Aberrant activation of the Ras-Raf-MAP kinase signaling pathway contributes to the process of tumorigenesis, i.e. the conversion of a normal into a malignant cell. Many molecular details have been worked out, how the MAPK signaling module initiates proliferation or inhibits apoptotic response, thus explaining how the homeostatic balance between proliferation and cell death can be disturbed. MKK1 and MKK2, also known as MEK1 and MEK2, represent a key element in this signaling cascade. MEKs are activated by Raf kinase phosphorylation and, in turn, phosphorylate and activate their bona fide substrates ERK1 and ERK2. Oncogenic Ras mutations, mutations in the effector kinase B-Raf and even growth factor overexpression and mutation may lead to persitant activation of the MAPK pathway justifying the potential of MAPK pathway inhibitors at a level of Raf, MEK or ERK as promising anticancer therapeutics.
Therefore, compounds, which are active in modulating purified kinase proteins, e.g. there is a modulation in the phosphorylation of a specific substrate in the presence of the compound, can be used for the treatment of protein kinase-dependent diseases and conditions, such as cancer, tumour growth, artherosclerosis, age-related macular degeneration, diabetic retinopathy, inflammatory diseases and the like, in mammals.

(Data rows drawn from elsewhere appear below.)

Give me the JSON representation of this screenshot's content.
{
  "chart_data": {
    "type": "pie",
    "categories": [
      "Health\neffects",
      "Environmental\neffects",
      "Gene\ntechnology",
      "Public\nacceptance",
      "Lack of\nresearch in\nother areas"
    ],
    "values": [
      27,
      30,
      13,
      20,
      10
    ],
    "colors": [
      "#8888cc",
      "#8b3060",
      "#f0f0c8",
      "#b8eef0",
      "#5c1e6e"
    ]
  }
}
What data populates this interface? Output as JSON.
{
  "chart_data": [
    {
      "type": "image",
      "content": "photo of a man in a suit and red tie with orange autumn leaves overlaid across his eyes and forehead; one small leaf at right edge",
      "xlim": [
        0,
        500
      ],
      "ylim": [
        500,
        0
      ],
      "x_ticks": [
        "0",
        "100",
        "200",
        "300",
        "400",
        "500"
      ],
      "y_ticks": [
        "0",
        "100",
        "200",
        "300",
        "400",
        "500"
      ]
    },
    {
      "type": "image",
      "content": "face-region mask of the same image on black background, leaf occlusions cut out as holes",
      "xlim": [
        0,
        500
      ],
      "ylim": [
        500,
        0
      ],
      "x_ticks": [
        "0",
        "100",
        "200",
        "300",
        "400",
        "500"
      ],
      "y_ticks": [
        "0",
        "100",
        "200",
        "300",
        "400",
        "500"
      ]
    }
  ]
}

Amino-oxindoles are known from e.g. WO9952869, WO9962882, WO04026829, WO04009546, WO04009547, EP104860, U.S. Pat. No. 4,145,422, WO03027102 and WO0149287. 3-(1-Amino-2-phenyl-ethylidene)-1-methyl-1,3-dihydro-indol-2-one is known from Wenkert, E. et al., J. Am. Chem. Soc. (1958), 80, 4899-4903, 3-(Amino-phenyl-methylene)-1,3-dihydro-indol-2-one is known from Stauss, U. et al., Helv. Chim. Acta (1972), 55(3), 771-780.
Compounds described as putative MEK inhibitors are known from e.g. WO03062191, WO04056789, WO03077914, WO03077855, WO04041811 and WO04048386.
Thus, as there remains a need in advantageous therapeutics, a preferred object of the present invention was to provide new pharmaceutically active compounds. A particularly preferred aim of the present invention was to provide effective modulators of one or more protein kinases, especially selected from the group of Raf, MEK, PKB, Tie2, PDGFR, Met, SGK1, IGF1R and VEGFR.